Live album by Hillsong United
- Released: 9 May 2009
- Recorded: 2008 (Hillsong Convention Centre) and 2009 (Hillsong Convention Centre, The Hub Auditorium and Studios 301, Sydney, Australia)
- Genre: Contemporary worship
- Length: 71:58
- Label: Hillsong Music Australia
- Producers: Andrew Crawford, Joel Houston, Michael Guy Chislett

Hillsong United chronology
| The I Heart Revolution: With Hearts as One (2008) | Across the Earth: Tear Down The Walls (2009) | Aftermath (2011) |

= Across the Earth =

Across the Earth: Tear Down the Walls (stylized as [a_CROSS // the_EARTH] :: Tear Down The Walls) is the name for the 11th Hillsong United album.

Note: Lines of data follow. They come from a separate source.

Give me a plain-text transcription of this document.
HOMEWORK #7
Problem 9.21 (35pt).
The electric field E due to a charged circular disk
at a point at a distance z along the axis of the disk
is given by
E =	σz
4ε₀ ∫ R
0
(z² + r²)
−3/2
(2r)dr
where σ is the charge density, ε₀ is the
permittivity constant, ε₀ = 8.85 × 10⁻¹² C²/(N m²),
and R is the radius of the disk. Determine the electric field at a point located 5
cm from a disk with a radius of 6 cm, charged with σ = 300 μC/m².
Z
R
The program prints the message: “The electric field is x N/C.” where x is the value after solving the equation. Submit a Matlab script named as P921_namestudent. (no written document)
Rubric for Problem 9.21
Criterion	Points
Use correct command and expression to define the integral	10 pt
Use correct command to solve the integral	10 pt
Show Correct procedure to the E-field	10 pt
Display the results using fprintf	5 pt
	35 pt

The album recording took place during three different nights, including a studio session for one of the songs. Four of the songs on the album were recorded in 2008 during the annual EncounterFest at the Hillsong Convention Centre in Sydney, Australia and the other seven songs were recorded in 2009 during two different nights. The first one on 1 March 2009 at Hillsong Convention Centre (the same night in which a bunch of songs were recorded for the Hillsong Live's Faith+Hope+Love album) and on 13 February 2009 at The Hub Auditorium, Hillsong Church. The difference in this project is in the song "Soon", that was recorded at Studios 301 in Sydney, Australia, with a choir and mixed with the live songs.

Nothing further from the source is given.